D&T reported on a public consultation regarding the future of BTECs in January, with the result that the deadline for responses was extended to allow a new influx of stakeholders to make their concerns heard. In the government's response document published in mid-July, it is confirmed that Level 3 qualifications will be ‘simplified’ to a binary choice between A Levels and T Levels – effectively spelling the end of the BTEC or Cambridge Technical. Concern has been widely raised that there is at present no plan for a T Level in Performing Arts, meaning that under the current proposals students wishing to study this subject post-16 would be limited only to an A Level in Drama: argued by many to be neither sufficiently vocational to guide students directly into a career in the performing arts, nor sufficiently accessible to a diverse student body, given that at present Advanced General Qualifications (AGQs) such as BTECs are taken by a higher proportion of students from disadvantaged backgrounds, or with SEND.

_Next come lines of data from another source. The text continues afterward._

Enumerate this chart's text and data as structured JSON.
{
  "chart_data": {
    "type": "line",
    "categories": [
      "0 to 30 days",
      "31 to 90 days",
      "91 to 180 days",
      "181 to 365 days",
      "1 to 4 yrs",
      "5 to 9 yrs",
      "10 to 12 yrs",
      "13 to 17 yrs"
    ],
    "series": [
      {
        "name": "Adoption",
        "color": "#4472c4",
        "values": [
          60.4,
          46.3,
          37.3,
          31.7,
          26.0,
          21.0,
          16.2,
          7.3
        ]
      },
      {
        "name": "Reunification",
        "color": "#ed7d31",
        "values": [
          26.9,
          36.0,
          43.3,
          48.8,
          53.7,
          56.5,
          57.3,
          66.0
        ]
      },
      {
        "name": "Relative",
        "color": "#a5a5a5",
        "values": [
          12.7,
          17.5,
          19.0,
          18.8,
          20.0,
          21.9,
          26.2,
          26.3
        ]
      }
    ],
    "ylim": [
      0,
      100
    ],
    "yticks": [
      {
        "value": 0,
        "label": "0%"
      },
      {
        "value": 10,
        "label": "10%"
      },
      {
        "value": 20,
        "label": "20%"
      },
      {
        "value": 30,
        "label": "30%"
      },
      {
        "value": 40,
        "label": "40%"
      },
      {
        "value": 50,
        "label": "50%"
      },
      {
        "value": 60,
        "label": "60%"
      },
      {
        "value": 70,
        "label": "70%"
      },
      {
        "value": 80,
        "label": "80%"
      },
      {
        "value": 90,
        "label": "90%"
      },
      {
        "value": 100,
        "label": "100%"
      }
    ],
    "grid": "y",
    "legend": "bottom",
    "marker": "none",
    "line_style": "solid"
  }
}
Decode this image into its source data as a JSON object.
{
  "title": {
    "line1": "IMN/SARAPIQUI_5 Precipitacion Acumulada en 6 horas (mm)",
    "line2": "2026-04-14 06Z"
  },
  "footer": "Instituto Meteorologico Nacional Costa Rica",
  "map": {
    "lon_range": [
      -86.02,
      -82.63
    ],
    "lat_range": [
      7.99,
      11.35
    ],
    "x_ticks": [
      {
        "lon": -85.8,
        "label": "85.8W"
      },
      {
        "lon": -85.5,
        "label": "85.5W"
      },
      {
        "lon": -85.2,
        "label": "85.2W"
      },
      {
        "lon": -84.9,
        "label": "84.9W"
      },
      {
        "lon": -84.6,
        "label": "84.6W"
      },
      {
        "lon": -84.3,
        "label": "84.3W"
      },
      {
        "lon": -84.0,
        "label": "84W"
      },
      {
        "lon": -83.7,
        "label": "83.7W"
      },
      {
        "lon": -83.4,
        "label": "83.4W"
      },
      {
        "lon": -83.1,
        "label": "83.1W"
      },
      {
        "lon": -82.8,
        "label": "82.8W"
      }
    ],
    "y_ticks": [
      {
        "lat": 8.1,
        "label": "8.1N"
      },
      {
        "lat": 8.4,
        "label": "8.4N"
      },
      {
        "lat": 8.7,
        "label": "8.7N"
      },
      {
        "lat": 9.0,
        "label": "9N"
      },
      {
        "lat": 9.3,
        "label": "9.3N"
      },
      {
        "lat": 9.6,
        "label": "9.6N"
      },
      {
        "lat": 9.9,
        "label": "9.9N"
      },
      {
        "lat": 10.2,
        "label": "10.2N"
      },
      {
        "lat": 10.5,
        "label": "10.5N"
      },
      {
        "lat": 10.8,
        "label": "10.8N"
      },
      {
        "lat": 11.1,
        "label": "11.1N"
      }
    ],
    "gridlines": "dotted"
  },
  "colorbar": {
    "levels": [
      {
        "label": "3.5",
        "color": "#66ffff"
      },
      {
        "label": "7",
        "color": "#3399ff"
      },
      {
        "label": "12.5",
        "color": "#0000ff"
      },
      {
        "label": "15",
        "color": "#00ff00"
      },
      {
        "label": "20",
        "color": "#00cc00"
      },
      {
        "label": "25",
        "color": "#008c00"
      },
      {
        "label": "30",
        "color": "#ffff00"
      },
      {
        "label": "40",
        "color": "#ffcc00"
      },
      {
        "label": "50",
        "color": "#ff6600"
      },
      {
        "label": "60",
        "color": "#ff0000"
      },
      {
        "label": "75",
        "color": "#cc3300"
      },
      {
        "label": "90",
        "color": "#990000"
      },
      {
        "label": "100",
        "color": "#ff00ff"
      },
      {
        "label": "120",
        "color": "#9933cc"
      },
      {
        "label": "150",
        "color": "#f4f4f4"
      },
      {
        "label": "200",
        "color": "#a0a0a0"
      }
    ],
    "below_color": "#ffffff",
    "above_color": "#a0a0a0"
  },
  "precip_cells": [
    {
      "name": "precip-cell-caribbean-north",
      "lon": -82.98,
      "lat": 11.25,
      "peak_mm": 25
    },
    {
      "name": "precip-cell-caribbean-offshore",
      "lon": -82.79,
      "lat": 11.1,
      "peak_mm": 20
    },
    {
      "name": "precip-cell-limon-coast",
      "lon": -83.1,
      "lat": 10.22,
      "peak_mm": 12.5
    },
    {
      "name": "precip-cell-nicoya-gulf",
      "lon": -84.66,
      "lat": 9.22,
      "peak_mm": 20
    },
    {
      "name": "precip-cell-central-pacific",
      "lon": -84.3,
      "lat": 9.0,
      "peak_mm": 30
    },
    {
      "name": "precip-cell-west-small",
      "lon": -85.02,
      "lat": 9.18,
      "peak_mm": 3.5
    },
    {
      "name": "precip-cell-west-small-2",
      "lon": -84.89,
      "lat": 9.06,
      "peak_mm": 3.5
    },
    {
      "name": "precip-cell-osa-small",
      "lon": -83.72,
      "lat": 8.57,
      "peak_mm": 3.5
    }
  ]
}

Reading the response document closely, this is still a work-in-progress, and it seems to be being recognised on a very tentative level that concession may need to be made for performing arts:

‘Large qualifications (including AGQs larger than one A level) will only be approved if there is clear evidence of links to specialist HE courses in areas not well served by A levels. They will also only be approved if they do not overlap with T Level areas. This could include qualifications in areas such as performing and creative arts.’

As far as next steps are concerned, the document states that ‘Ofqual will lead the review of qualification-related materials for academic qualifications, working with ESFA who will be reviewing qualifications for evidence relating to necessity.’ The next key point in the process for stakeholders in performing arts education will come, therefore, at the end of this academic year, when the government will ‘Remove funding approval from existing technical qualifications that overlap with wave 1 and 2 T Levels,’ saying, ‘We plan to publish a finalised list of these qualifications before the end of academic year 2021/22.’ Naturally, D&T will report, and continue to advocate for young people and their futures, as the process continues.

Meanwhile, I wish you a positive start to a successful, and hopefully more ‘normal’ new academic year.